- Location of Kensington, Minnesota
- Coordinates: 45°46′40″N 95°41′44″W﻿ / ﻿45.77778°N 95.69556°W
- Country: United States
- State: Minnesota
- County: Douglas
- Founded: 1887
- Incorporated: 1891

Government

Area
- • Total: 0.36 sq mi (0.93 km^{2})
- • Land: 0.36 sq mi (0.93 km^{2})
- • Water: 0.00 sq mi (0.00 km^{2})
- Elevation: 1,309 ft (399 m)

Population (2020)
- • Total: 266
- • Estimate (2021): 272
- • Density: 743.02/sq mi (287.13/km^{2})
- Time zone: UTC-6 (CST)
- • Summer (DST): UTC-5 (CDT)
- ZIP code: 56343
- Area code: 320
- FIPS code: 27-32768
- GNIS feature ID: 2395510
- Website: kensingtonmn.com

= Kensington, Minnesota =

City in Minnesota, United States

Kensington is a city in Douglas County, Minnesota, United States. The population was 266 at the 2020 census. The city is notable in Minnesota history for being the place where the Kensington Runestone was first displayed. It is now at a museum in nearby Alexandria, Minnesota.

==History==
Kensington was platted in 1887, and named after Kensington, in London. A post office has been in operation in Kensington since 1887. Kensington was incorporated in 1891.

==Geography==
According to the United States Census Bureau, the city has an area of 0.36 sqmi, all land.

Minnesota State Highway 55 serves as a main route in the community.

==Demographics==

Historical population
| Census | Pop. | Note | %± |
| 1900 | 207 |  | — |
| 1910 | 244 |  | 17.9% |
| 1920 | 252 |  | 3.3% |
| 1930 | 283 |  | 12.3% |
| 1940 | 337 |  | 19.1% |
| 1950 | 354 |  | 5.0% |
| 1960 | 324 |  | −8.5% |
| 1970 | 308 |  | −4.9% |
| 1980 | 331 |  | 7.5% |
| 1990 | 295 |  | −10.9% |
| 2000 | 286 |  | −3.1% |
| 2010 | 292 |  | 2.1% |
| 2020 | 266 |  | −8.9% |
| 2021 (est.) | 272 |  | 2.3% |
U.S. Decennial Census 2020 Census

===2010 census===
As of the census of 2010, there were 292 people, 137 households, and 75 families residing in the city. The population density was 811.1 PD/sqmi. There were 147 housing units at an average density of 408.3 /sqmi. The racial makeup of the city was 96.9% White, 0.3% African American, 1.0% Native American, 0.3% from other races, and 1.4% from two or more races. Hispanic or Latino of any race were 2.7% of the population.

There were 137 households, of which 23.4% had children under the age of 18 living with them, 44.5% were married couples living together, 8.8% had a female householder with no husband present, 1.5% had a male householder with no wife present, and 45.3% were non-families. 40.9% of all households were made up of individuals, and 17.5% had someone living alone who was 65 years of age or older.
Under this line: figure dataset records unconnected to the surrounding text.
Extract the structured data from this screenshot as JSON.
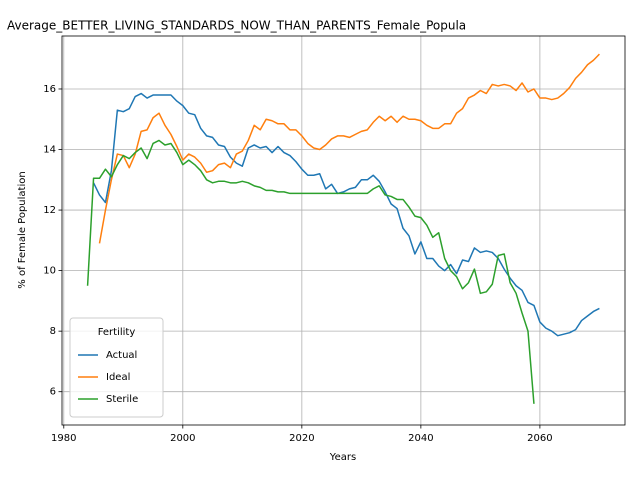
{
  "chart_data": {
    "type": "line",
    "title": "Average_BETTER_LIVING_STANDARDS_NOW_THAN_PARENTS_Female_Popula",
    "xlabel": "Years",
    "ylabel": "% of Female Population",
    "x": [
      1984,
      1985,
      1986,
      1987,
      1988,
      1989,
      1990,
      1991,
      1992,
      1993,
      1994,
      1995,
      1996,
      1997,
      1998,
      1999,
      2000,
      2001,
      2002,
      2003,
      2004,
      2005,
      2006,
      2007,
      2008,
      2009,
      2010,
      2011,
      2012,
      2013,
      2014,
      2015,
      2016,
      2017,
      2018,
      2019,
      2020,
      2021,
      2022,
      2023,
      2024,
      2025,
      2026,
      2027,
      2028,
      2029,
      2030,
      2031,
      2032,
      2033,
      2034,
      2035,
      2036,
      2037,
      2038,
      2039,
      2040,
      2041,
      2042,
      2043,
      2044,
      2045,
      2046,
      2047,
      2048,
      2049,
      2050,
      2051,
      2052,
      2053,
      2054,
      2055,
      2056,
      2057,
      2058,
      2059,
      2060,
      2061,
      2062,
      2063,
      2064,
      2065,
      2066,
      2067,
      2068,
      2069,
      2070
    ],
    "series": [
      {
        "name": "Actual",
        "color": "#1f77b4",
        "values": [
          null,
          12.9,
          12.5,
          12.25,
          13.3,
          15.3,
          15.25,
          15.35,
          15.75,
          15.85,
          15.7,
          15.8,
          15.8,
          15.8,
          15.8,
          15.6,
          15.45,
          15.2,
          15.15,
          14.7,
          14.45,
          14.4,
          14.15,
          14.1,
          13.75,
          13.55,
          13.45,
          14.05,
          14.15,
          14.05,
          14.1,
          13.9,
          14.1,
          13.9,
          13.8,
          13.6,
          13.35,
          13.15,
          13.15,
          13.2,
          12.7,
          12.85,
          12.55,
          12.6,
          12.7,
          12.75,
          13.0,
          13.0,
          13.15,
          12.95,
          12.6,
          12.2,
          12.05,
          11.4,
          11.15,
          10.55,
          10.95,
          10.4,
          10.4,
          10.15,
          10.0,
          10.2,
          9.9,
          10.35,
          10.3,
          10.75,
          10.6,
          10.65,
          10.6,
          10.4,
          10.05,
          9.75,
          9.5,
          9.35,
          8.95,
          8.85,
          8.3,
          8.1,
          8.0,
          7.85,
          7.9,
          7.95,
          8.05,
          8.35,
          8.5,
          8.65,
          8.75
        ]
      },
      {
        "name": "Ideal",
        "color": "#ff7f0e",
        "values": [
          null,
          null,
          10.9,
          12.0,
          13.0,
          13.85,
          13.8,
          13.4,
          13.85,
          14.6,
          14.65,
          15.05,
          15.2,
          14.8,
          14.5,
          14.1,
          13.65,
          13.85,
          13.75,
          13.55,
          13.25,
          13.3,
          13.5,
          13.55,
          13.4,
          13.85,
          13.95,
          14.3,
          14.8,
          14.65,
          15.0,
          14.95,
          14.85,
          14.85,
          14.65,
          14.65,
          14.45,
          14.2,
          14.05,
          14.0,
          14.15,
          14.35,
          14.45,
          14.45,
          14.4,
          14.5,
          14.6,
          14.65,
          14.9,
          15.1,
          14.95,
          15.1,
          14.9,
          15.1,
          15.0,
          15.0,
          14.95,
          14.8,
          14.7,
          14.7,
          14.85,
          14.85,
          15.2,
          15.35,
          15.7,
          15.8,
          15.95,
          15.85,
          16.15,
          16.1,
          16.15,
          16.1,
          15.95,
          16.2,
          15.9,
          16.0,
          15.7,
          15.7,
          15.65,
          15.7,
          15.85,
          16.05,
          16.35,
          16.55,
          16.8,
          16.95,
          17.15
        ]
      },
      {
        "name": "Sterile",
        "color": "#2ca02c",
        "values": [
          9.5,
          13.05,
          13.05,
          13.35,
          13.1,
          13.5,
          13.8,
          13.7,
          13.9,
          14.05,
          13.7,
          14.2,
          14.3,
          14.15,
          14.2,
          13.9,
          13.5,
          13.65,
          13.5,
          13.3,
          13.0,
          12.9,
          12.95,
          12.95,
          12.9,
          12.9,
          12.95,
          12.9,
          12.8,
          12.75,
          12.65,
          12.65,
          12.6,
          12.6,
          12.55,
          12.55,
          12.55,
          12.55,
          12.55,
          12.55,
          12.55,
          12.55,
          12.55,
          12.55,
          12.55,
          12.55,
          12.55,
          12.55,
          12.7,
          12.8,
          12.5,
          12.45,
          12.35,
          12.35,
          12.1,
          11.8,
          11.75,
          11.5,
          11.1,
          11.25,
          10.4,
          10.0,
          9.8,
          9.4,
          9.6,
          10.05,
          9.25,
          9.3,
          9.55,
          10.5,
          10.55,
          9.6,
          9.25,
          8.6,
          8.0,
          5.6,
          null,
          null,
          null,
          null,
          null,
          null,
          null,
          null,
          null,
          null,
          null
        ]
      }
    ],
    "xlim": [
      1979.7,
      2074.3
    ],
    "ylim": [
      4.9,
      17.75
    ],
    "xticks": [
      1980,
      2000,
      2020,
      2040,
      2060
    ],
    "yticks": [
      6,
      8,
      10,
      12,
      14,
      16
    ],
    "grid": true,
    "legend_title": "Fertility",
    "legend_loc": "lower left"
  }
}
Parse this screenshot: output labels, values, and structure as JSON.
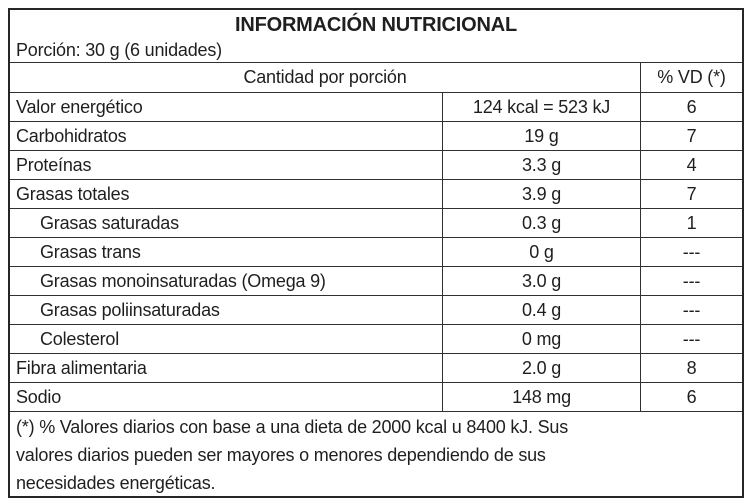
{
  "table": {
    "title": "INFORMACIÓN NUTRICIONAL",
    "portion": "Porción: 30 g (6 unidades)",
    "columns": {
      "amount_header": "Cantidad por porción",
      "vd_header": "% VD (*)"
    },
    "rows": [
      {
        "name": "Valor energético",
        "amount": "124 kcal = 523 kJ",
        "vd": "6",
        "indent": false
      },
      {
        "name": "Carbohidratos",
        "amount": "19 g",
        "vd": "7",
        "indent": false
      },
      {
        "name": "Proteínas",
        "amount": "3.3 g",
        "vd": "4",
        "indent": false
      },
      {
        "name": "Grasas totales",
        "amount": "3.9 g",
        "vd": "7",
        "indent": false
      },
      {
        "name": "Grasas saturadas",
        "amount": "0.3 g",
        "vd": "1",
        "indent": true
      },
      {
        "name": "Grasas trans",
        "amount": "0 g",
        "vd": "---",
        "indent": true
      },
      {
        "name": "Grasas monoinsaturadas (Omega 9)",
        "amount": "3.0 g",
        "vd": "---",
        "indent": true
      },
      {
        "name": "Grasas poliinsaturadas",
        "amount": "0.4 g",
        "vd": "---",
        "indent": true
      },
      {
        "name": "Colesterol",
        "amount": "0 mg",
        "vd": "---",
        "indent": true
      },
      {
        "name": "Fibra alimentaria",
        "amount": "2.0 g",
        "vd": "8",
        "indent": false
      },
      {
        "name": "Sodio",
        "amount": "148 mg",
        "vd": "6",
        "indent": false
      }
    ],
    "footnote_lines": [
      "(*) % Valores diarios con base a una dieta de 2000 kcal u 8400 kJ. Sus",
      "valores diarios pueden ser mayores o menores dependiendo de sus",
      "necesidades energéticas."
    ],
    "footnote_full": "(*) % Valores diarios con base a una dieta de 2000 kcal u 8400 kJ. Sus valores diarios pueden ser mayores o menores dependiendo de sus necesidades energéticas.",
    "colors": {
      "border": "#262626",
      "grid": "#303030",
      "text": "#1f1f1f",
      "background": "#ffffff"
    }
  }
}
The average household size was 2.13 and the average family size was 2.89.

The median age in the city was 40.3 years. 20.2% of residents were under the age of 18; 8.4% were between the ages of 18 and 24; 26.7% were from 25 to 44; 27.1% were from 45 to 64; and 17.5% were 65 years of age or older. The gender makeup of the city was 50.3% male and 49.7% female.

===2000 census===
As of the census of 2000, there were 286 people, 132 households, and 67 families residing in the city. The population density was 1,093.9 PD/sqmi. There were 148 housing units at an average density of 566.1 /sqmi. The racial makeup of the city was 97.55% White, 0.35% African American, 0.35% Native American, and 1.75% from two or more races. 35.4% were of German, 30.0% Norwegian, 8.7% Swedish and 5.3% Irish ancestry according to Census 2000.

There were 132 households, out of which 28.8% had children under the age of 18 living with them, 39.4% were married couples living together, 8.3% had a female householder with no husband present, and 49.2% were non-families. 40.9% of all households were made up of individuals, and 22.7% had someone living alone who was 65 years of age or older. The average household size was 2.17 and the average family size was 3.03.

In the city, the population was spread out, with 24.8% under the age of 18, 10.8% from 18 to 24, 26.2% from 25 to 44, 18.2% from 45 to 64, and 19.9% who were 65 years of age or older. The median age was 37 years. For every 100 females, there were 95.9 males. For every 100 females age 18 and over, there were 93.7 males.

The median income for a household in the city was $31,979, and the median income for a family was $39,750. Males had a median income of $26,250 versus $22,500 for females. The per capita income for the city was $14,932. About 5.1% of families and 14.8% of the population were below the poverty line, including 12.7% of those under the age of eighteen and 22.2% of those 65 or over.